Wissenschaftlerinnen und Wissenschaftler aus Deutschland und Costa Rica starten eine bedeutende Forschungsinitiative zur Artenvielfalt in Costa Rica. Das Projekt mit dem Titel „GeCoBio“ (German-Costa Rican Network for Tropical Biodiversity Research) wird von Prof. Meike Piepenbring von der Goethe-Universität Frankfurt geleitet. Dies berichtet die Goethe-Universität Frankfurt.
Die Bundesregierung hat für die Partnerschaft in den nächsten drei Jahren insgesamt 450.000 Euro bewilligt. Diese finanzielle Unterstützung kommt über das Bundesministerium für Forschung, Technologie und Raumfahrt (BMFTR) und ist Teil eines bundesweiten Programms zur Förderung von Forschungs- und Innovationszusammenarbeit mit Lateinamerika und der Karibik.

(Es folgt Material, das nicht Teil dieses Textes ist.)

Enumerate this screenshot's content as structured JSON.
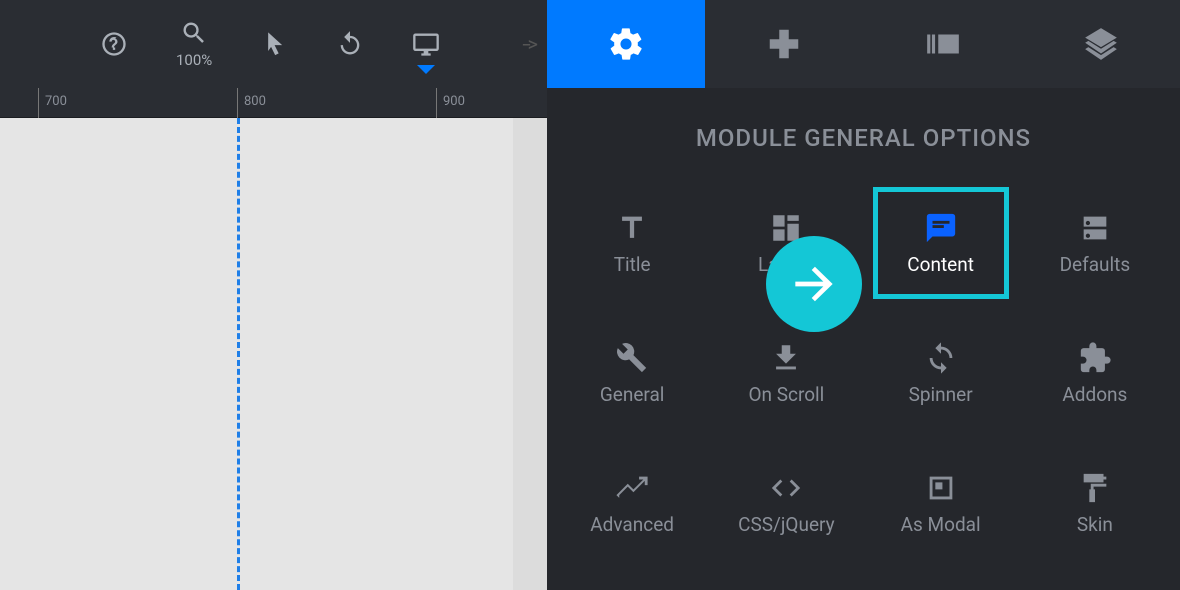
{
  "toolbar": {
    "zoom_value": "100%",
    "arrow_hint": "-->"
  },
  "ruler": {
    "marks": [
      "700",
      "800",
      "900"
    ]
  },
  "sidebar": {
    "title": "MODULE GENERAL OPTIONS",
    "options": [
      {
        "label": "Title"
      },
      {
        "label": "Layout"
      },
      {
        "label": "Content"
      },
      {
        "label": "Defaults"
      },
      {
        "label": "General"
      },
      {
        "label": "On Scroll"
      },
      {
        "label": "Spinner"
      },
      {
        "label": "Addons"
      },
      {
        "label": "Advanced"
      },
      {
        "label": "CSS/jQuery"
      },
      {
        "label": "As Modal"
      },
      {
        "label": "Skin"
      }
    ],
    "selected_index": 2
  },
  "colors": {
    "accent_blue": "#007aff",
    "highlight_cyan": "#14c7d6",
    "guide_blue": "#1f7fe8"
  }
}
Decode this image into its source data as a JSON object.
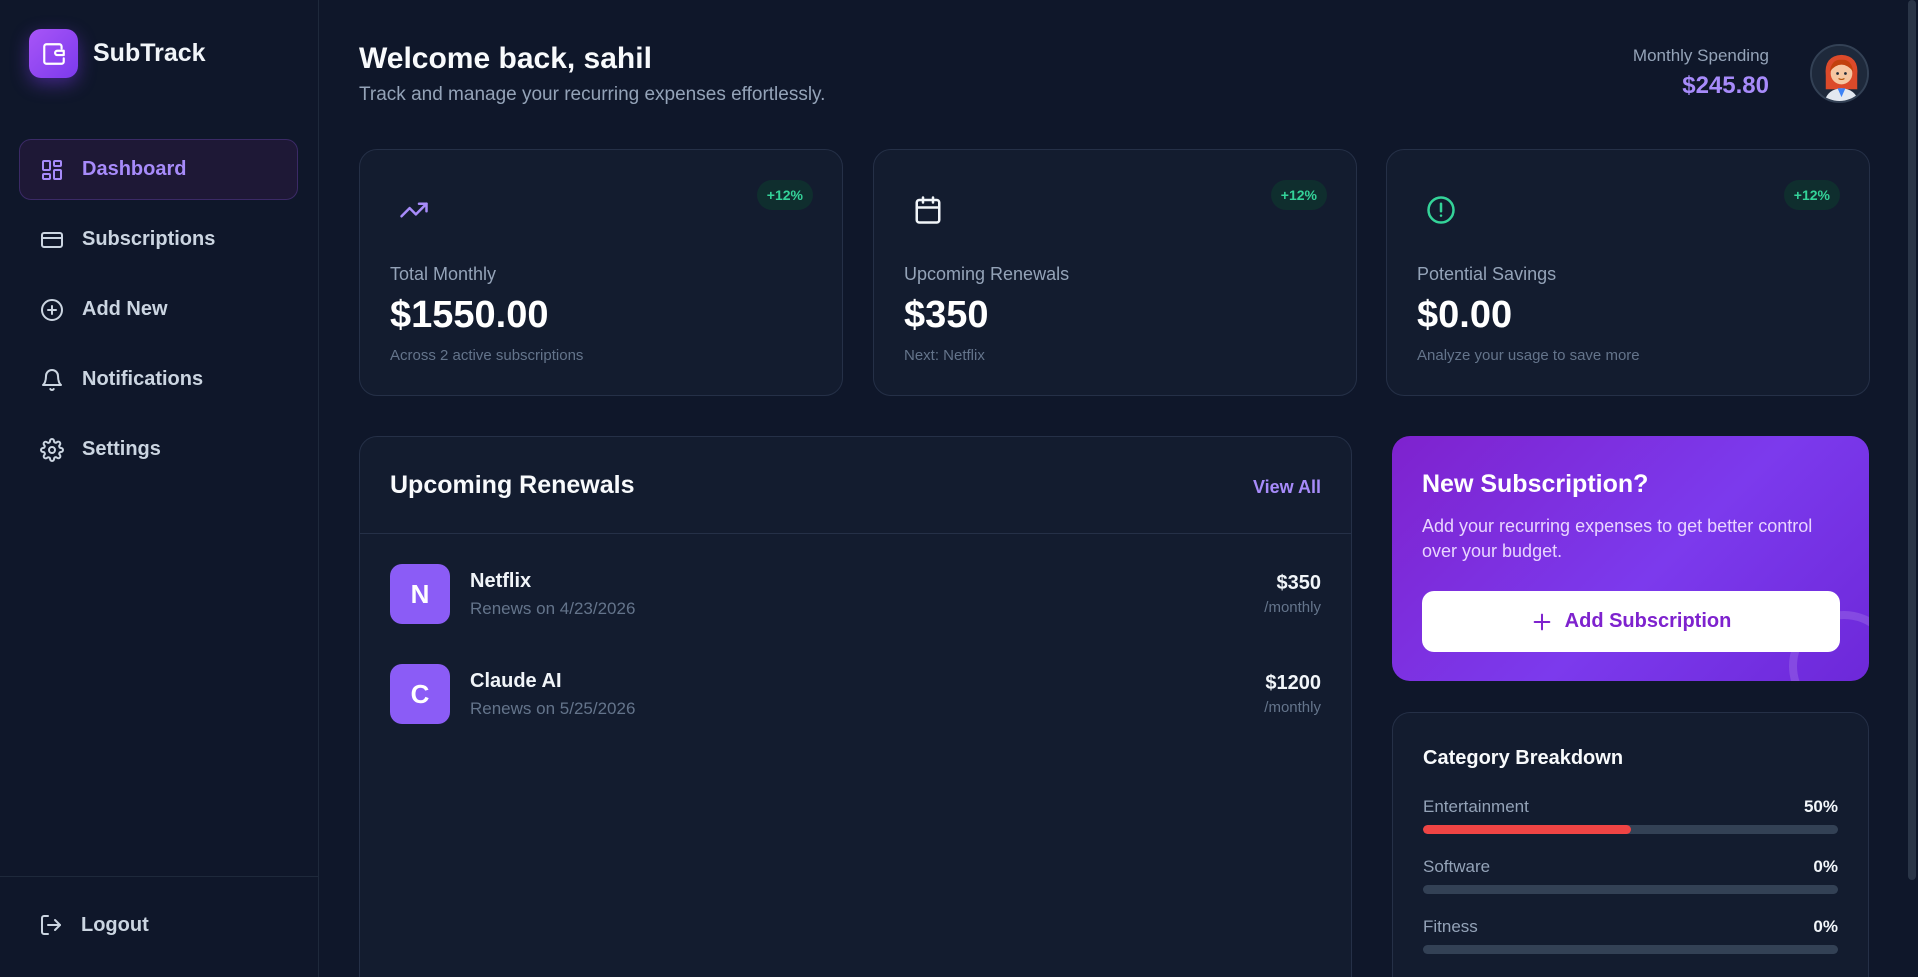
{
  "brand": {
    "name": "SubTrack"
  },
  "nav": {
    "items": [
      {
        "label": "Dashboard",
        "icon": "dashboard-icon",
        "active": true
      },
      {
        "label": "Subscriptions",
        "icon": "credit-card-icon"
      },
      {
        "label": "Add New",
        "icon": "plus-circle-icon"
      },
      {
        "label": "Notifications",
        "icon": "bell-icon"
      },
      {
        "label": "Settings",
        "icon": "gear-icon"
      }
    ],
    "logout": "Logout"
  },
  "header": {
    "title": "Welcome back, sahil",
    "subtitle": "Track and manage your recurring expenses effortlessly.",
    "spending_label": "Monthly Spending",
    "spending_value": "$245.80"
  },
  "stats": [
    {
      "label": "Total Monthly",
      "value": "$1550.00",
      "sub": "Across 2 active subscriptions",
      "badge": "+12%",
      "icon": "trending-up-icon",
      "icon_color": "#a78bfa"
    },
    {
      "label": "Upcoming Renewals",
      "value": "$350",
      "sub": "Next: Netflix",
      "badge": "+12%",
      "icon": "calendar-icon",
      "icon_color": "#f1f5f9"
    },
    {
      "label": "Potential Savings",
      "value": "$0.00",
      "sub": "Analyze your usage to save more",
      "badge": "+12%",
      "icon": "alert-circle-icon",
      "icon_color": "#34d399"
    }
  ],
  "renewals": {
    "title": "Upcoming Renewals",
    "view_all": "View All",
    "items": [
      {
        "initial": "N",
        "name": "Netflix",
        "date": "Renews on 4/23/2026",
        "price": "$350",
        "period": "/monthly"
      },
      {
        "initial": "C",
        "name": "Claude AI",
        "date": "Renews on 5/25/2026",
        "price": "$1200",
        "period": "/monthly"
      }
    ]
  },
  "promo": {
    "title": "New Subscription?",
    "text": "Add your recurring expenses to get better control over your budget.",
    "button": "Add Subscription"
  },
  "category": {
    "title": "Category Breakdown",
    "items": [
      {
        "name": "Entertainment",
        "pct": "50%",
        "fraction": 0.5
      },
      {
        "name": "Software",
        "pct": "0%",
        "fraction": 0
      },
      {
        "name": "Fitness",
        "pct": "0%",
        "fraction": 0
      }
    ]
  },
  "colors": {
    "accent": "#8b5cf6",
    "badge": "#34d399",
    "bar_fill": "#ef4444"
  }
}
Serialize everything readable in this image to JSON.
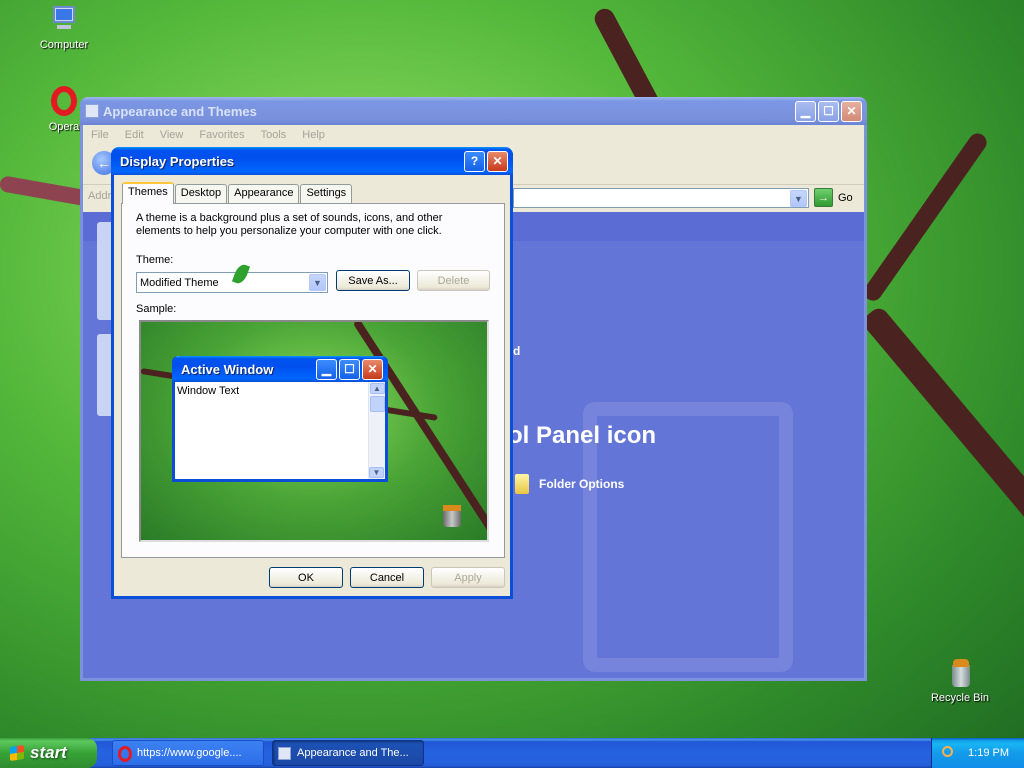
{
  "desktop": {
    "icons": [
      {
        "label": "Computer"
      },
      {
        "label": "Opera"
      },
      {
        "label": "Recycle Bin"
      }
    ]
  },
  "control_panel": {
    "title": "Appearance and Themes",
    "menu": [
      "File",
      "Edit",
      "View",
      "Favorites",
      "Tools",
      "Help"
    ],
    "address_label": "Addr",
    "go_label": "Go",
    "big_text": "ol Panel icon",
    "partial_text": "d",
    "folder_options_label": "Folder Options"
  },
  "dialog": {
    "title": "Display Properties",
    "help_icon": "?",
    "close_icon": "✕",
    "tabs": [
      "Themes",
      "Desktop",
      "Appearance",
      "Settings"
    ],
    "description": "A theme is a background plus a set of sounds, icons, and other elements to help you personalize your computer with one click.",
    "theme_label": "Theme:",
    "theme_value": "Modified Theme",
    "save_as_label": "Save As...",
    "delete_label": "Delete",
    "sample_label": "Sample:",
    "sample_window": {
      "title": "Active Window",
      "text": "Window Text"
    },
    "ok_label": "OK",
    "cancel_label": "Cancel",
    "apply_label": "Apply"
  },
  "taskbar": {
    "start_label": "start",
    "tasks": [
      {
        "label": "https://www.google...."
      },
      {
        "label": "Appearance and The..."
      }
    ],
    "clock": "1:19 PM"
  },
  "colors": {
    "xp_blue": "#0053ee",
    "cp_body": "#6375d6",
    "start_green": "#37a337"
  }
}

Langfristige Partnerschaft für den Naturschutz
Das Hauptziel des Projekts ist der Aufbau einer langfristigen Partnerschaft zwischen der Goethe-Universität und der Universidad de Costa Rica (UCR). Die Mittel werden für die Entwicklung eines Partnerschaftskonzepts, Vertragsvorbereitungen und wissenschaftliche Begegnungen eingesetzt. Trotz des Schutzstatus von 25% der Fläche Costa Ricas leidet die Umwelt unter Waldschäden durch die Umwandlung von Primärwäldern.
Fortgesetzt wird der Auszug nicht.